Ten model serio dobrze się zestarzał i nie bez powodu trzyma cenę.
@naczelnyhejterinternetu: cena tak promocyjna, że aż ciężko uwierzyć, by była to "igła". No chyba, że ma przebieg 600k i pali olej na równi z bęzyną. Model dobrze się zestarzał (wizualnie w sumie jakby go dopieścić, to wyglądałby nowocześniej, niż niektóre auta zjeżdżające własnie z taśmy) i 18 koła to minimum gdzie można szukać mając w głowie, że jeszcze ze 2-3k trzeba będzie w najbliższym czasie włożyć.
@StukilowaRurzowa: Hondy i Toyoty
@Kick_Ass: no dobra, ale to może ją myje na bezdotykowej z lancą 5cm od lakieru.

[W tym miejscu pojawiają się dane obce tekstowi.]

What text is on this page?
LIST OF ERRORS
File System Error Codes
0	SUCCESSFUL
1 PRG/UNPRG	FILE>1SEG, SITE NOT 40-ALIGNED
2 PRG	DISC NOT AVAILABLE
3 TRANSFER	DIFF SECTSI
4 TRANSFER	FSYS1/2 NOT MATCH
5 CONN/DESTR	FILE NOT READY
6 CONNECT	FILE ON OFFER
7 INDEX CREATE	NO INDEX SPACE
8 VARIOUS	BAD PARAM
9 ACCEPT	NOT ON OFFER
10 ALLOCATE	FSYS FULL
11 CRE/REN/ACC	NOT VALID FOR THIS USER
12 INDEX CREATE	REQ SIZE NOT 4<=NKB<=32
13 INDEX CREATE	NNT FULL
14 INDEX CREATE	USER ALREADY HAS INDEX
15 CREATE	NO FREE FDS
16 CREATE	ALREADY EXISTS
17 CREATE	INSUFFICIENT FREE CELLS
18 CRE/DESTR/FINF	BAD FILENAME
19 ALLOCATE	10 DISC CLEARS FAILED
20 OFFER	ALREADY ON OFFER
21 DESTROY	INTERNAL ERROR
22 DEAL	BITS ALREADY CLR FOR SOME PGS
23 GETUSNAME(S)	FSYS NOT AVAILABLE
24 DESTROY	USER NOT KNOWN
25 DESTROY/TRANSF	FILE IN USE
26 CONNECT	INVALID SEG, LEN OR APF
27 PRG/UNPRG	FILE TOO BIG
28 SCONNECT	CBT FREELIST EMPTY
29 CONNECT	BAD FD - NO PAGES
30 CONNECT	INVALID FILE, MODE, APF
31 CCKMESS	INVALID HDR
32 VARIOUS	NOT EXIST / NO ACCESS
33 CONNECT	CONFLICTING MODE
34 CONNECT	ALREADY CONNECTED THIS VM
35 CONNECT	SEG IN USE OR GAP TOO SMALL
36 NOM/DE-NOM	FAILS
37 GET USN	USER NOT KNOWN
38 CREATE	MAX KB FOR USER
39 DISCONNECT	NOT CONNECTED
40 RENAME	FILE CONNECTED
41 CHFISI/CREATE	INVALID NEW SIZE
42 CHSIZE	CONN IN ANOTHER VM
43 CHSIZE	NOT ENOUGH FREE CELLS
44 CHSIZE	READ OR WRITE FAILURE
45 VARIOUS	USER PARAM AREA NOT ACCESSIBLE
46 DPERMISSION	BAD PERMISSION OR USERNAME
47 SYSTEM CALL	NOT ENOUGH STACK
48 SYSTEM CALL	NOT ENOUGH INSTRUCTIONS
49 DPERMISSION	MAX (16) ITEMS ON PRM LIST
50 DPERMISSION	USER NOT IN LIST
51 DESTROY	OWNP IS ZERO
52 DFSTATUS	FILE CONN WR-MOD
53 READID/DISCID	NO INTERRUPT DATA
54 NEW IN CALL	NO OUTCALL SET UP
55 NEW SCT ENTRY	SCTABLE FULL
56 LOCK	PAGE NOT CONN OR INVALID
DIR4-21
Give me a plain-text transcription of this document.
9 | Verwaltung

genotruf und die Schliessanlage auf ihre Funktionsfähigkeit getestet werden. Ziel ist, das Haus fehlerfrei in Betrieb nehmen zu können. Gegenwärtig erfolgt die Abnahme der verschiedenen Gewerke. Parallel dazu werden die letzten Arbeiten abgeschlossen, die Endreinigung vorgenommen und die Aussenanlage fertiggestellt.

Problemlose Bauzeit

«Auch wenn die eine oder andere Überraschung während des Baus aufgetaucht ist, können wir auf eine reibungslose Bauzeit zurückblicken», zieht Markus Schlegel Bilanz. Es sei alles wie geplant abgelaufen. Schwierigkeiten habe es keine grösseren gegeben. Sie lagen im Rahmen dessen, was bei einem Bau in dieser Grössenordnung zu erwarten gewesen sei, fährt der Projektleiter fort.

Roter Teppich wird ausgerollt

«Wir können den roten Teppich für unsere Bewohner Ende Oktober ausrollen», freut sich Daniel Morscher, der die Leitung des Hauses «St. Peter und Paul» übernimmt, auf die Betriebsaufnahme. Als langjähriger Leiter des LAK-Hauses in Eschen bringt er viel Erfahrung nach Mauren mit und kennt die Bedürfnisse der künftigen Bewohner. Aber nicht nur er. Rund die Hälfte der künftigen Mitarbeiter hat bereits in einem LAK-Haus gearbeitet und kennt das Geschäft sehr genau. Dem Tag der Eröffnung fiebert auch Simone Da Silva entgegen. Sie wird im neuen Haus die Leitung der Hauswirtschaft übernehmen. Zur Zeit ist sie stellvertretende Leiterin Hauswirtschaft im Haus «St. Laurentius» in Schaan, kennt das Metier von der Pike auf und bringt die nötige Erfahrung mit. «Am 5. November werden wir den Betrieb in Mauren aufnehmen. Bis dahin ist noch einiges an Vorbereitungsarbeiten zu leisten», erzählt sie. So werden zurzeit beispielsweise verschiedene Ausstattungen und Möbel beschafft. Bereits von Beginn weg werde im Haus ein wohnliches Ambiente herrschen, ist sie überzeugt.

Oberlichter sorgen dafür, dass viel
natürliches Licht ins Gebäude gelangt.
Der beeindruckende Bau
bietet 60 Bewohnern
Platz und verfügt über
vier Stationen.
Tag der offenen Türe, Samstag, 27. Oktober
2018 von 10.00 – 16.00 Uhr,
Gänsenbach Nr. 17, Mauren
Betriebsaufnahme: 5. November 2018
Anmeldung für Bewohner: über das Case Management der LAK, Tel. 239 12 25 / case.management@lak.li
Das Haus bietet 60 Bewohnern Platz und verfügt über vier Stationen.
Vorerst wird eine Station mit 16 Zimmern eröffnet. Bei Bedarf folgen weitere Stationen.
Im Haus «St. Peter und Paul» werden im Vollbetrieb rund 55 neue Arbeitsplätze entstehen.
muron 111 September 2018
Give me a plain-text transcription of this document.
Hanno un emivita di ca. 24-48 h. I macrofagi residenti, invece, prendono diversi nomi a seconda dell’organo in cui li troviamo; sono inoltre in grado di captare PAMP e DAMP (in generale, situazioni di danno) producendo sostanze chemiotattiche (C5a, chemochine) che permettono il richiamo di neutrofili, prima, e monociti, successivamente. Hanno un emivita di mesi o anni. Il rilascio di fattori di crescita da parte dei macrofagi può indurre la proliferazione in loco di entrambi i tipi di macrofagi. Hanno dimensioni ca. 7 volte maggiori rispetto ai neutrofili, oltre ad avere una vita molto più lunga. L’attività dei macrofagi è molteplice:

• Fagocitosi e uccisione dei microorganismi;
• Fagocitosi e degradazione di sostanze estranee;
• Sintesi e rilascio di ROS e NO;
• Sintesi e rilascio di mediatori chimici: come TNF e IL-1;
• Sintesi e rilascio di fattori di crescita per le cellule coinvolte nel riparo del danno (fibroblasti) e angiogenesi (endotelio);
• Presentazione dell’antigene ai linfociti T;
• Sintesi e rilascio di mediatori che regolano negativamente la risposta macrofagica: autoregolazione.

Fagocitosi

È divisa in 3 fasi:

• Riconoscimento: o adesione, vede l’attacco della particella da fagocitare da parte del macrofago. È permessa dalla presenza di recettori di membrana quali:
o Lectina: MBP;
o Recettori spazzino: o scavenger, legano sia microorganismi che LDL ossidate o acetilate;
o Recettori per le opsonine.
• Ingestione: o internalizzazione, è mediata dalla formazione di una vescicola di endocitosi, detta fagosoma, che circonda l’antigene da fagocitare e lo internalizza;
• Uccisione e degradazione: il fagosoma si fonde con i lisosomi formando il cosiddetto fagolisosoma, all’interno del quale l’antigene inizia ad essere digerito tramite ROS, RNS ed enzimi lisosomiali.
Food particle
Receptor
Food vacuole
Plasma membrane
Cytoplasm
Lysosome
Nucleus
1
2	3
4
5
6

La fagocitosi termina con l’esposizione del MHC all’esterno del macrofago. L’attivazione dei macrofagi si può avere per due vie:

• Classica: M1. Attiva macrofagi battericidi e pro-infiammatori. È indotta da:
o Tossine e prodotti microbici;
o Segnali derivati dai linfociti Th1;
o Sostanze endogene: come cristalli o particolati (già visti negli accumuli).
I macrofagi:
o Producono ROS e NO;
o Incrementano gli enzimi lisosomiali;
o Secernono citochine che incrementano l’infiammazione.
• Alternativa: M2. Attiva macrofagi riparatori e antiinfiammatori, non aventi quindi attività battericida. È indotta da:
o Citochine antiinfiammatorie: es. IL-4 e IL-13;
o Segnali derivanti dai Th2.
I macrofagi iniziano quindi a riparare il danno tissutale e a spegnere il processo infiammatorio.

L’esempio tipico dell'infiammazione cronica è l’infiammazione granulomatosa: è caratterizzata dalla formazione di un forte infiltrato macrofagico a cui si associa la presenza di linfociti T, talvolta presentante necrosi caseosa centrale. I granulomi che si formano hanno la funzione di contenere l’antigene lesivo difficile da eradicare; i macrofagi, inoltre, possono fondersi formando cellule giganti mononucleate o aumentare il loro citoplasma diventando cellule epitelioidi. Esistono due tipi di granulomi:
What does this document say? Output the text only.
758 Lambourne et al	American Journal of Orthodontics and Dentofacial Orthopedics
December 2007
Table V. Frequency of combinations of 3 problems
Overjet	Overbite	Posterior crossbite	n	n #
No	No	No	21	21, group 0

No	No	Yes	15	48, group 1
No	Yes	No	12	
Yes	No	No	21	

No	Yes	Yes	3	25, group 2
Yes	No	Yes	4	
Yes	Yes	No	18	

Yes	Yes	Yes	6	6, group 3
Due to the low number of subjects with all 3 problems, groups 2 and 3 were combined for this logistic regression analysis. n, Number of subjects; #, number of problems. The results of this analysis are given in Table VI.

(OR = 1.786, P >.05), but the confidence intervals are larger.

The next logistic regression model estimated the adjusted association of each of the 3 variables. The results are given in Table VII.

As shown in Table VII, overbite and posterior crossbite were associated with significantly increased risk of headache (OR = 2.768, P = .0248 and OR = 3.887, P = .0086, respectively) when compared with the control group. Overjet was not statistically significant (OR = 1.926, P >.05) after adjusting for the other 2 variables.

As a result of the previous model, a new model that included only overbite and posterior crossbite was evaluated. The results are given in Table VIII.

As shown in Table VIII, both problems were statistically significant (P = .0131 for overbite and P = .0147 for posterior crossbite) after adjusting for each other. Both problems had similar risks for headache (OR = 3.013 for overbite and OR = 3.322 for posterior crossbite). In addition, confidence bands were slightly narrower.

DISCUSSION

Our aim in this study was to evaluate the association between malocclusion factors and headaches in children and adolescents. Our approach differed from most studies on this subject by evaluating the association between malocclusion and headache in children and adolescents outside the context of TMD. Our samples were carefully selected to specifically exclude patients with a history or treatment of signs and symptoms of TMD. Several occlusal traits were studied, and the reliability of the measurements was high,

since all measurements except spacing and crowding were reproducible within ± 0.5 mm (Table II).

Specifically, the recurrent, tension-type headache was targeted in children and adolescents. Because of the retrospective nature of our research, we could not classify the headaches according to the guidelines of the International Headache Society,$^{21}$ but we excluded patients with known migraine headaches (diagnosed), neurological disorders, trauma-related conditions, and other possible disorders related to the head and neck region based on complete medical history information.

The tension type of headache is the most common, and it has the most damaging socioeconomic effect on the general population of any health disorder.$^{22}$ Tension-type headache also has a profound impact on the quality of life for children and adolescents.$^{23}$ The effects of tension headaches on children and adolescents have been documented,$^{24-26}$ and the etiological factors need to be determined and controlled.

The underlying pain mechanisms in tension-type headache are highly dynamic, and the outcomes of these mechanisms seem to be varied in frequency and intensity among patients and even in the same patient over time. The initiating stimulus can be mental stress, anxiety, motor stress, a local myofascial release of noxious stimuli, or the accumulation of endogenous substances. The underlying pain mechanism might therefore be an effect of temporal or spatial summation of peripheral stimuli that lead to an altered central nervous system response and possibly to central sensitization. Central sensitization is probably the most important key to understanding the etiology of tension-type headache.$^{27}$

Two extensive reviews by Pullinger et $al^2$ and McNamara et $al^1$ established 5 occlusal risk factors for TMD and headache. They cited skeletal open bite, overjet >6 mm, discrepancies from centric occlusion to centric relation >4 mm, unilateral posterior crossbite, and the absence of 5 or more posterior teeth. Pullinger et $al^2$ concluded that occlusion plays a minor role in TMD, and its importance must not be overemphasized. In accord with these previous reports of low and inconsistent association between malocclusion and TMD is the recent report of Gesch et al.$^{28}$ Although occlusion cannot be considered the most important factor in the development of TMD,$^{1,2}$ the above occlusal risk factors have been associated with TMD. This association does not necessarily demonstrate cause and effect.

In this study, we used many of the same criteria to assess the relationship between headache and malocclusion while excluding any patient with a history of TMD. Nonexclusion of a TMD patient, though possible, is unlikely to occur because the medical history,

Jakiś powód musi być... mam niegarażowane i 2 lata starsze UFO, a tj. pisałem - rdzę widać dopiero na podnośniku.
Do tego 2009 to już pewnie polift, a te z korozją miały jeszcze mniejszy problem, bo zabezpieczyli fragment między szybą a dachem (ja mam akurat wersję executive, więc mnie ten problem nie tyka).